We aim to provide simulations reaching back to January 2007 for all of our portfolios. We chose this time balancing practicality with the desire to show a full economic cycle. Simulating this far back bears some issues, though.
For strategies trading individual stocks, we need to make sure that the traded universe is free of survivorship bias. Our stock-trading strategies use major indices as their trading universe. For these, we have access to historical index constituents, including de-listed, re-named, or merged instruments.
For strategies trading ETFs, we face the problem that many ETFs have inception dates later than 2007. To test that far back, we extend the history of ETFs using proxy instruments as required. There are many different kinds of proxies available, including similar ETFs, mutual funds, or indices. If none of these are available, we use mathematical models, e.g., to model total returns of Treasuries from the yields.
Portfolio Implementations
Most of our Basic portfolios come from books and publications. Unless otherwise noted, we aim to implement these portfolios verbatim and without making any adjustments. To honor the spirit of the authors who shared their ideas with the world, we provide our implementations of these strategies under the same open-source license as the backtesting engine. Curious investors can review the source code in the open-source repository.
Our Premium portfolios are proprietary. We provide a general description of the mechanics, and often also a background article with additional insights. Please understand that we cannot share their source code, though. After all, these Premium portfolios are what makes TuringTrader.com unique.
Rebalancing and Order Placement
The portfolios on TuringTrader.com require daily, weekly or monthly rebalancing. Unless otherwise noted, we assume that portfolios are rebalanced using market orders submitted while the markets are closed. These will be executed at the next open and within regular market hours.
Portfolios rebalancing weekly typically do so over the weekend, with only a few exceptions.
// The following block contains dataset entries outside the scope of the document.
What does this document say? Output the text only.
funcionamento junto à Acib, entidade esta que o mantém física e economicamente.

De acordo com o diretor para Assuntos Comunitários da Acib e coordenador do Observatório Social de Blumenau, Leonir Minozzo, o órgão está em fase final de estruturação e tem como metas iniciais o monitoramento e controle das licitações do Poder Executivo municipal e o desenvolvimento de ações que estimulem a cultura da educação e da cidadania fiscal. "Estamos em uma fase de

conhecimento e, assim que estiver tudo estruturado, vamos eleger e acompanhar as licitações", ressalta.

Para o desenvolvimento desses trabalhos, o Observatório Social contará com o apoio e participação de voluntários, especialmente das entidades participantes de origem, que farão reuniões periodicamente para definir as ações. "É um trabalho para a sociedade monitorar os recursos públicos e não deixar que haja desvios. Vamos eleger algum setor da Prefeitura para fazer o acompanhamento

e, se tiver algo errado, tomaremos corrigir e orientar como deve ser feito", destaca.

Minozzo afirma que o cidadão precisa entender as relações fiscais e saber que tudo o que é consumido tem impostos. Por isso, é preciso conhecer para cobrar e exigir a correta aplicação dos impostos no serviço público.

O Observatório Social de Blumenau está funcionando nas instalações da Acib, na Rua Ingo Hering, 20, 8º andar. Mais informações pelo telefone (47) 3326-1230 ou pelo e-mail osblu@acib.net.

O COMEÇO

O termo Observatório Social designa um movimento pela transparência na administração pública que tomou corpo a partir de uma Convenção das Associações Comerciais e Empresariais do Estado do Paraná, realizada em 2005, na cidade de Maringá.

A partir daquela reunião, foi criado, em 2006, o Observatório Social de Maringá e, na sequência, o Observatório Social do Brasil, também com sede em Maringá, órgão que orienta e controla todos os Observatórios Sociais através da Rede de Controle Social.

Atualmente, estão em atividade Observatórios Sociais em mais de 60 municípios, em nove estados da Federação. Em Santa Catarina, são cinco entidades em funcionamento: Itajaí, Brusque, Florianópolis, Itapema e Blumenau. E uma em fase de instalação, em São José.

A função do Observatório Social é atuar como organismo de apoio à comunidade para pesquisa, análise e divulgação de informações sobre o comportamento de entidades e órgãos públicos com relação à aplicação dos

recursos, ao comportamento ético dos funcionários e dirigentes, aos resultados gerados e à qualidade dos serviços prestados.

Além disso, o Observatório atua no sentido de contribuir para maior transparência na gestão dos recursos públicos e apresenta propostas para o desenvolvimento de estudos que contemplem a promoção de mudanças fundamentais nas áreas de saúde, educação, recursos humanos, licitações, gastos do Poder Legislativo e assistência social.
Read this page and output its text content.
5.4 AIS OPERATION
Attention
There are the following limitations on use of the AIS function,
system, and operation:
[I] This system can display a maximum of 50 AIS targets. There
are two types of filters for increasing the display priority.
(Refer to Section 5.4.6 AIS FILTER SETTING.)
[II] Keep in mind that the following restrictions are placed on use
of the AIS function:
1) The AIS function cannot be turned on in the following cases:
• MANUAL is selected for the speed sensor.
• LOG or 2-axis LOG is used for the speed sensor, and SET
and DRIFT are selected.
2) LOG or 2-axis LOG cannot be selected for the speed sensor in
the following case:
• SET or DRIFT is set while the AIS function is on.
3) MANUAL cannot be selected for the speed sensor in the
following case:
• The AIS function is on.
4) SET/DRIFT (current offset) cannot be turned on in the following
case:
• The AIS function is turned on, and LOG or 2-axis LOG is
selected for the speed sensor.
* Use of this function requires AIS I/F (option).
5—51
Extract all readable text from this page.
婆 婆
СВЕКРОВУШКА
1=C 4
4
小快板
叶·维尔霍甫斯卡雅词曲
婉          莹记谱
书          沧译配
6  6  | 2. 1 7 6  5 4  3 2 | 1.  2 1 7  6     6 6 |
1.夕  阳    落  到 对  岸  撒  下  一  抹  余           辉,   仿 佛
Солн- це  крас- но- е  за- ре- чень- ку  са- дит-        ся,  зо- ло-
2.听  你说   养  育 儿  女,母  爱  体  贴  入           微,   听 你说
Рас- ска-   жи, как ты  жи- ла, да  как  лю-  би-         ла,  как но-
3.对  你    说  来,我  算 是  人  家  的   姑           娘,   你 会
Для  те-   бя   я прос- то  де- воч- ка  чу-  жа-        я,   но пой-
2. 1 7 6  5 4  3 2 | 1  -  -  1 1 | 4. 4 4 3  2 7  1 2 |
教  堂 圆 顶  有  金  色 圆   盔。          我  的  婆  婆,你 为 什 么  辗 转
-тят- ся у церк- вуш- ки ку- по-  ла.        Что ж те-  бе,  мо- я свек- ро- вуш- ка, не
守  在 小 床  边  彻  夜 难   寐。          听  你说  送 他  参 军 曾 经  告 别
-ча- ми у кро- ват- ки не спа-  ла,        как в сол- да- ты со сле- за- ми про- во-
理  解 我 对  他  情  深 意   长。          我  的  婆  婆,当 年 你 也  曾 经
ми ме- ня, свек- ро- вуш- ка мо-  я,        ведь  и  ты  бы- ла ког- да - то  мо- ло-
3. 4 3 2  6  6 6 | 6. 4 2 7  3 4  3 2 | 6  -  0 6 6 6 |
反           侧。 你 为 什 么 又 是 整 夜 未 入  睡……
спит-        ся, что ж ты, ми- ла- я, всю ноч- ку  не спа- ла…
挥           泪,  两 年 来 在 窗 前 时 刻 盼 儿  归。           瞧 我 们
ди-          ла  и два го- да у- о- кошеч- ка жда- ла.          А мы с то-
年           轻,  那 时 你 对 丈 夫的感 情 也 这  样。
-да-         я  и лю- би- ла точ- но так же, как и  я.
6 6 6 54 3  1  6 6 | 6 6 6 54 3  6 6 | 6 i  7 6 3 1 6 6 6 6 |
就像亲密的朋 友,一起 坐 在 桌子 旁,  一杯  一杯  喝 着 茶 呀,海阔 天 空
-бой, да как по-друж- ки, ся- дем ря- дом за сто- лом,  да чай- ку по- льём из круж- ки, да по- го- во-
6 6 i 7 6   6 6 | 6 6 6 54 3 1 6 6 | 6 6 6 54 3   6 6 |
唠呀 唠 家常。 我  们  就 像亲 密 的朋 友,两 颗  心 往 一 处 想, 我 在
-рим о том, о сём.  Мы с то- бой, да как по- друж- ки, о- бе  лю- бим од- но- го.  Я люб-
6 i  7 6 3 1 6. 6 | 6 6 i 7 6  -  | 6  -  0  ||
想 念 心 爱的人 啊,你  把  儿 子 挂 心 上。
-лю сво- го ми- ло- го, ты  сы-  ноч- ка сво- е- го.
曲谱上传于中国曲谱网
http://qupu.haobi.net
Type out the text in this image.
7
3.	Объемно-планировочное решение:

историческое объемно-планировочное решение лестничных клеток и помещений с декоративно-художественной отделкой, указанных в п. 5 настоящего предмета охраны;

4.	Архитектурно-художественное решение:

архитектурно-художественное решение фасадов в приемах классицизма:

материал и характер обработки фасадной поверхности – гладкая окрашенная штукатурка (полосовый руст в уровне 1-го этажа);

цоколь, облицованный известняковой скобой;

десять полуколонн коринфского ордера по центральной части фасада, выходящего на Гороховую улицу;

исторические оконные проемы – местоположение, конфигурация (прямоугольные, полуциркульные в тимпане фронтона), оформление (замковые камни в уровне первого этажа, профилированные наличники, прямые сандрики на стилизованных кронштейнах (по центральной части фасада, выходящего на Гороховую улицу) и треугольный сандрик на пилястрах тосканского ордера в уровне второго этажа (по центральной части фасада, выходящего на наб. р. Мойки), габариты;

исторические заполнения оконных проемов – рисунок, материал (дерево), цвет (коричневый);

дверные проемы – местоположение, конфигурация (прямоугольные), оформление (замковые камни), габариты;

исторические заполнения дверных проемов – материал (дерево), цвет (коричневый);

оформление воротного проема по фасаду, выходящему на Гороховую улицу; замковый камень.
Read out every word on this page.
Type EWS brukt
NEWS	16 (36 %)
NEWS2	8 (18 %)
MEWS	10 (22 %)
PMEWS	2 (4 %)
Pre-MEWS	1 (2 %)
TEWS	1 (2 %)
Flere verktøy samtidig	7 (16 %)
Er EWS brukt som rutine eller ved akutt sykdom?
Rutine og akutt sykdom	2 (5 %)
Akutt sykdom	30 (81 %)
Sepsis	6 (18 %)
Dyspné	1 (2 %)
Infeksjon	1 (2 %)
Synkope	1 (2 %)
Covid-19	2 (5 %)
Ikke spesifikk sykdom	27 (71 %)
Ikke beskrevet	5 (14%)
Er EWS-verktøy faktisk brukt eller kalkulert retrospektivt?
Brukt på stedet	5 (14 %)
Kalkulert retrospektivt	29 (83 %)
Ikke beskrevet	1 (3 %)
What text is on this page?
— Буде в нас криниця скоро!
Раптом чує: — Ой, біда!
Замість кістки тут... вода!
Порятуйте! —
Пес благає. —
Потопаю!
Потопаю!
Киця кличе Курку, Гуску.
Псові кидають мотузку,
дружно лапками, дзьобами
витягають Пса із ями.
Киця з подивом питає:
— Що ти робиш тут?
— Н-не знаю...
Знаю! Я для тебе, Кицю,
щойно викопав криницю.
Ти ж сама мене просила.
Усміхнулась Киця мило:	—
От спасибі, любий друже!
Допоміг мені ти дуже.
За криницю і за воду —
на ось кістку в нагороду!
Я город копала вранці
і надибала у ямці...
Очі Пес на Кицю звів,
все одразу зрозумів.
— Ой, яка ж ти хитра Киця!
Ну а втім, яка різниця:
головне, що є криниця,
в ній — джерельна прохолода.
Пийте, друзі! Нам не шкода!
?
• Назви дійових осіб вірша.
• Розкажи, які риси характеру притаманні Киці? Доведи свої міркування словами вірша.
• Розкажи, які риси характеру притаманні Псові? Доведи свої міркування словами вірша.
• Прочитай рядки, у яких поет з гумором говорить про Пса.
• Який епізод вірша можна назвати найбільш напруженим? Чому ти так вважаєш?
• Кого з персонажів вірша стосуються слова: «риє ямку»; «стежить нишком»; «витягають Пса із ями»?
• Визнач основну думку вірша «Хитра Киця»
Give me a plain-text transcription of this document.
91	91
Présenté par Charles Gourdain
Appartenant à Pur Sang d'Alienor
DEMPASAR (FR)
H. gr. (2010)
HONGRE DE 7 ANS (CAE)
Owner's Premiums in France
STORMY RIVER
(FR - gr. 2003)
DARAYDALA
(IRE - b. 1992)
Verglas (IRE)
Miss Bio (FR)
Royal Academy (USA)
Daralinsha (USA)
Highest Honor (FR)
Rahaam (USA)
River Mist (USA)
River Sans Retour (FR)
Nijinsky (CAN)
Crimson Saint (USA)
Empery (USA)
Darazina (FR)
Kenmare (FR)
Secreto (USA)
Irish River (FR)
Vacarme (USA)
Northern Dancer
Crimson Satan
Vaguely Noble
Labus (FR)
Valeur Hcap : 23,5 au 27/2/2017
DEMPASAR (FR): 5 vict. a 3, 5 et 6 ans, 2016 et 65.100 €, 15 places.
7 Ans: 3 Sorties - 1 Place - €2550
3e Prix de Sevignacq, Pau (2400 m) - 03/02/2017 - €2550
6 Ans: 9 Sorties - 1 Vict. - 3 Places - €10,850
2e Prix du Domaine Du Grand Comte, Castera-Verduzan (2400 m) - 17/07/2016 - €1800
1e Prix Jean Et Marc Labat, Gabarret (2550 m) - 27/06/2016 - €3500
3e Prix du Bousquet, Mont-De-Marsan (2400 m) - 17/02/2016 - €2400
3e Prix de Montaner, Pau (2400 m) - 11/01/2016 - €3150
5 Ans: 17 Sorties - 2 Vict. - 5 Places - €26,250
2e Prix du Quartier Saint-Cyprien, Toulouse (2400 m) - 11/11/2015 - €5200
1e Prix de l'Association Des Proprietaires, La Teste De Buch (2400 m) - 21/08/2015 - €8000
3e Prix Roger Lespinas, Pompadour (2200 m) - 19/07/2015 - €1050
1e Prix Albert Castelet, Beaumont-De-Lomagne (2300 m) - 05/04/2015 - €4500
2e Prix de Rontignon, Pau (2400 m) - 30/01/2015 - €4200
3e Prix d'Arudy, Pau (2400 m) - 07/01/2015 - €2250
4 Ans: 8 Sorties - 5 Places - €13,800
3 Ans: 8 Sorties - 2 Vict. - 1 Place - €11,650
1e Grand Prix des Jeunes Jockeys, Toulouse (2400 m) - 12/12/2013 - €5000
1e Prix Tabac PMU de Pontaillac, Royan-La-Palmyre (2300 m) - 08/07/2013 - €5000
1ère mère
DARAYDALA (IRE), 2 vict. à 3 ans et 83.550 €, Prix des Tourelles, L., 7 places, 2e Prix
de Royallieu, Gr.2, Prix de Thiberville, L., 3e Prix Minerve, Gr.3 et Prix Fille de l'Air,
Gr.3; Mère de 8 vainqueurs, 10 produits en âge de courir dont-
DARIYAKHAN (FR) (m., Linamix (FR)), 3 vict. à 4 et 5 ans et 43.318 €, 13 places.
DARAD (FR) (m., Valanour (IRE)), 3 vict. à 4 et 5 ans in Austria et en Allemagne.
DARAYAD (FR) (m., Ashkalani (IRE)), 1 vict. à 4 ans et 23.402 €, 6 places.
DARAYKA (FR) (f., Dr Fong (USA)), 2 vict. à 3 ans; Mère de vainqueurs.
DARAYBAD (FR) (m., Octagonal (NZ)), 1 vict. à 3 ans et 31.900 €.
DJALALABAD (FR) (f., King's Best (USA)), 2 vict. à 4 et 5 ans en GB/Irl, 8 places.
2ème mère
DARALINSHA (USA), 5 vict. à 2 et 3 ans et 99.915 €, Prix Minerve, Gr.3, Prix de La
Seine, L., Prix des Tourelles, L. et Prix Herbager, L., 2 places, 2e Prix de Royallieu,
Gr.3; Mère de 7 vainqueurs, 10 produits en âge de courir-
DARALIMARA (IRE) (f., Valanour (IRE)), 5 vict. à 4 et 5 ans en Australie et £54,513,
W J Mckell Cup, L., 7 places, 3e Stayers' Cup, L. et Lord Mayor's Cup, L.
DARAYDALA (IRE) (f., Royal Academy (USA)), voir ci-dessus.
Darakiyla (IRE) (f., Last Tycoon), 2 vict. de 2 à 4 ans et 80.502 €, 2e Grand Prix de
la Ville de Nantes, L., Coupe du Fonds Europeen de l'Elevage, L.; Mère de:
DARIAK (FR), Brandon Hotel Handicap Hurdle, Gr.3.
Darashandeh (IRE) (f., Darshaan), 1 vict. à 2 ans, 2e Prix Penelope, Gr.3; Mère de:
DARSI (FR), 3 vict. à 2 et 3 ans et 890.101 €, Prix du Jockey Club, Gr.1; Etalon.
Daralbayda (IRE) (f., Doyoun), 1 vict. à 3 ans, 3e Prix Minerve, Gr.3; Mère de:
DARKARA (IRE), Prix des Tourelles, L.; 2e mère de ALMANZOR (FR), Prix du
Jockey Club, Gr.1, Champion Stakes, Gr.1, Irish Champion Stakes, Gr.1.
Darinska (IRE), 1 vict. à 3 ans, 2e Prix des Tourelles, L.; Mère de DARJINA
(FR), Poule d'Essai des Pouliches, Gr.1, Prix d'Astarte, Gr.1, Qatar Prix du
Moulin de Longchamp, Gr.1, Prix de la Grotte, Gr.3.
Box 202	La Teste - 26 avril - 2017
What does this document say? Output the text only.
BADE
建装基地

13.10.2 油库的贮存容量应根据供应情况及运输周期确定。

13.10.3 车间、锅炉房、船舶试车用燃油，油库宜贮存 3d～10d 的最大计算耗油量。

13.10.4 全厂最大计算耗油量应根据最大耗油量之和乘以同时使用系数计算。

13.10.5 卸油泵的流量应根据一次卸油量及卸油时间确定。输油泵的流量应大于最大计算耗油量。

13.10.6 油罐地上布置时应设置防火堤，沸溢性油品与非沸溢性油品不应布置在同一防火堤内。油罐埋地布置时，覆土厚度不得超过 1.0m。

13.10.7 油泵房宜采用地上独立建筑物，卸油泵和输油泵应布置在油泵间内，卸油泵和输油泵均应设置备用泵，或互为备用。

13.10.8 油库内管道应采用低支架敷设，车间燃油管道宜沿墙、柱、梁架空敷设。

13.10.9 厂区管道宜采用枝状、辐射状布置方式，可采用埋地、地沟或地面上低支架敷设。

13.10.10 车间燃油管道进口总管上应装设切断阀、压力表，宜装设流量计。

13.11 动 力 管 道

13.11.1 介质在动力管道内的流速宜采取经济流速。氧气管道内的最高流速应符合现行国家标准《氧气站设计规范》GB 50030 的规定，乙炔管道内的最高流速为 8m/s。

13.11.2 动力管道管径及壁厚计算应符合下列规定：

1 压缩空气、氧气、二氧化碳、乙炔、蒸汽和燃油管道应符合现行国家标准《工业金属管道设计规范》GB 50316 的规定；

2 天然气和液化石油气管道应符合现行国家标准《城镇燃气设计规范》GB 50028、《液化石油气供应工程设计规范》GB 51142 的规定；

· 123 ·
Our monthly rebalanced portfolios do so after the last trading day of the month.
The v2 version of our backtesting engine supports fractional shares. This allows us to calculate backtests that accurately reflect the results of large investment accounts. However, smaller accounts may suffer from increasing inaccuracies, in case the position sizes get smaller than 20 shares. Our portfolio pages provide some guidance regarding minimum account sizes.
Fees and Slippage
For every order placed, we deduct a fee of $0.015 per share. This amount matches the fees and commissions paid at major brokerages. Because we are using split-adjusted prices, the number of shares traded in the simulation might differ from the actual amount traded historically. We are currently unable to account for this issue. However, except for assets performing reverse splits, this usually results in the simulation’s assumptions being more pessimistic than reality.
Many brokers use a tiered fee structure and set a minimum fee, e.g., of $1.00 per order. We do not attempt to model this. Instead, we assume that all orders are large enough to exceed that limit. Consequently, the fees adopted by our backtests model the reality of large accounts better than that of small accounts. This model is in line with the assumptions we made above regarding the rounding of shares to integer values.
Orders are currently filled at the open price, not accounting for slippage. We will be revisiting this topic in the future to see if we can implement a better fill model. The portfolios on TuringTrader.com use the most liquid assets available, which should keep slippage low.
We hope this article provided you some insight into the methods and assumptions we use in our backtesting. We recommend interested investors to read how live trading compares to backtested results.